21. August 2026

„Auch wenn wir glauben, wir kämen hierher, um das Evangelium zu verkünden, ist es in Wirklichkeit bereits hier – das lehren uns viele der Menschen, denen wir begegnen und deren Herzen von unermesslicher Tiefe sind.“ Davon ist Pater Placide Petit Majambo Lutumba, ein Comboni-Missionar kongolesischer Herkunft, überzeugt.

Als junger Theologiestudent wurde ich für einen mehrmonatigen Missionsaufenthalt in den Südsudan entsandt. Ich hatte das Glück, bei der Unabhängigkeitserklärung am 9. Juli 2011 dabei zu sein, und ich habe die Freude eines Volkes, das so viel gelitten hatte und das an diesem Tag das Gefühl hatte, die vollständige Befreiung erreicht zu haben, zutiefst in mich aufgenommen. Leider lief es danach nicht mehr so gut.

Der Südsudan war auch nach Abschluss meines Studiums mein Missionsziel. Ich blieb in Yirol und anschließend in Mapuordit, bis ich 2021 nach Rom entsandt wurde, um mich auf Pastoraltheologie zu spezialisieren. Im Januar 2025 kehrte ich zurück, diesmal nach Awul in der Diözese Rumbek, wo wir Comboni-Missionare planten, eine neue Mission zu eröffnen. Ich kam mit einem Mitbruder an, der kurz darauf den Provinzial um eine Versetzung bat, da er sich an diesen schwierigen Ort nicht anpassen konnte – ein von Gewalt geschwächtes Gebiet, in dem Viehdiebstahl und Konflikte zwischen verschiedenen Gemeinschaften an der Tagesordnung sind.
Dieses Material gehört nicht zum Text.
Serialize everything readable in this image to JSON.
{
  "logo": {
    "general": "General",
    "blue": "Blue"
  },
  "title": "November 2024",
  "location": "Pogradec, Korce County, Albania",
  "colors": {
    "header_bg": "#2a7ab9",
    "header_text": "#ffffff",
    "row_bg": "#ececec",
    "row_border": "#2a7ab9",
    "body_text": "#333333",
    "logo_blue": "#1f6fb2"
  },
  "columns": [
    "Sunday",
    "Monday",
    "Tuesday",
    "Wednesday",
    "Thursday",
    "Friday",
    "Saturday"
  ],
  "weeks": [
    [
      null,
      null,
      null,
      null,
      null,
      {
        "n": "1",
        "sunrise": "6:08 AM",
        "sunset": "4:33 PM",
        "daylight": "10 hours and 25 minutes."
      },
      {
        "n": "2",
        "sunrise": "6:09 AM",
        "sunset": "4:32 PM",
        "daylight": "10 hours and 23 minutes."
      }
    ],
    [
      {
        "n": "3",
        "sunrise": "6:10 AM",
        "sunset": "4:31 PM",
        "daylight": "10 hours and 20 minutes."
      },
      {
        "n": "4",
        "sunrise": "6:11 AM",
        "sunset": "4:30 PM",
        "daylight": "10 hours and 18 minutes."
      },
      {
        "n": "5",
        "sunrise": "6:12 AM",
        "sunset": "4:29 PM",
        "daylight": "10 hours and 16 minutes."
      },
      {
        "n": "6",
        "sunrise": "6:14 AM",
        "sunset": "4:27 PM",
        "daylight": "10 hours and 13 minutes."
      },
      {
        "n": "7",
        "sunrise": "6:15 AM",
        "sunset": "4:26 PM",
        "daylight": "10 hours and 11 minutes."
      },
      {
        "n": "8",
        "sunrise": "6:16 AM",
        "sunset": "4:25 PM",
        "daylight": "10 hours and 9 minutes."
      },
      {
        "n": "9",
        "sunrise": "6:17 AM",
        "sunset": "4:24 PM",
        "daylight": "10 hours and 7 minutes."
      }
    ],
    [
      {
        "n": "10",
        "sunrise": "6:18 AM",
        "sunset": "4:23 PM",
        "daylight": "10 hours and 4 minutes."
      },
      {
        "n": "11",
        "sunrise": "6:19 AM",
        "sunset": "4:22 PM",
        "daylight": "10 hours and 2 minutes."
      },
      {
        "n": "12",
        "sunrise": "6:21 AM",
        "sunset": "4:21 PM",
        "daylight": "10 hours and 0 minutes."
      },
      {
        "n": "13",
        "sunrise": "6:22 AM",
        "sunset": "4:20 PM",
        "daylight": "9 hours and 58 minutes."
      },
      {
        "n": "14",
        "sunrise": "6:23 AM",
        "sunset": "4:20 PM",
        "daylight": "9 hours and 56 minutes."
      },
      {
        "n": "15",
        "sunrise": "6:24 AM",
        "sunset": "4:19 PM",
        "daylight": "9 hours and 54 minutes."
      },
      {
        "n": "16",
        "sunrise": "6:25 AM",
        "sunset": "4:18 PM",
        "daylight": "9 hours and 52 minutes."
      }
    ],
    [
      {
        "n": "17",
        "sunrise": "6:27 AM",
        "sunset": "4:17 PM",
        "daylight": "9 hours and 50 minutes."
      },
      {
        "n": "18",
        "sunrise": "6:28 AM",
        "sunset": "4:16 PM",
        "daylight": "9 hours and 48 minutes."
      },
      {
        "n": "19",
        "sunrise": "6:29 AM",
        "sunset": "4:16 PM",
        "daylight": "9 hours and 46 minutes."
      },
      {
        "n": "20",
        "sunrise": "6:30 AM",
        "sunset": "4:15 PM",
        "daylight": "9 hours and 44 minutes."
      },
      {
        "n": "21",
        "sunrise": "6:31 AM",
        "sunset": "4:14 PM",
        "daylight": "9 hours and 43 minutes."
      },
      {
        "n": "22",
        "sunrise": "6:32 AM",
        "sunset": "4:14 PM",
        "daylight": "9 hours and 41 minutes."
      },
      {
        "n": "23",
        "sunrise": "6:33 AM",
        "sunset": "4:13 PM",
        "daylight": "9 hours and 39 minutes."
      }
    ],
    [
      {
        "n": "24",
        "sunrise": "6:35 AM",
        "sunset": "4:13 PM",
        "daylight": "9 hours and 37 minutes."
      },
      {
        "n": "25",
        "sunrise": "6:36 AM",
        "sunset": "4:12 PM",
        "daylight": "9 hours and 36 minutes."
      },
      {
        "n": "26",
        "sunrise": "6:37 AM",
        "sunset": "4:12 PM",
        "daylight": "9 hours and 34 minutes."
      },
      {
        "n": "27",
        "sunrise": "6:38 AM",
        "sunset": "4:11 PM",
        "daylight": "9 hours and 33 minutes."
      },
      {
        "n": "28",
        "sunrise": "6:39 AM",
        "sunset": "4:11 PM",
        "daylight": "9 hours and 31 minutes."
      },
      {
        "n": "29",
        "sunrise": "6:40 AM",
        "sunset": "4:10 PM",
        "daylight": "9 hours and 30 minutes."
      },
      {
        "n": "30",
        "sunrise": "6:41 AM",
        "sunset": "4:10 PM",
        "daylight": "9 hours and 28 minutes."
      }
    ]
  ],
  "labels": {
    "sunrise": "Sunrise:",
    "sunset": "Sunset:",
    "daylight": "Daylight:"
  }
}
Ich bin Kongolese und lebe in einer Gemeinschaft mit drei Missionaren der Kongregation der Apostel Jesu, einem Südsudanesen und zwei Ugandern. Gemeinsam versuchen wir, diesen Menschen zur Seite zu stehen, indem wir unser Bestes geben, um Katecheten auszubilden, christliche Gemeinschaften zu besuchen und neue Gemeinschaften wiederzubeleben. Awul wurde von den Comboni-Missionaren evangelisiert, denen es gelang, viele christliche Gemeinschaften zu gründen, doch mit der massiven Ausweisung der Missionare im Jahr 1964 ging das Niveau des geistlichen Lebens zurück.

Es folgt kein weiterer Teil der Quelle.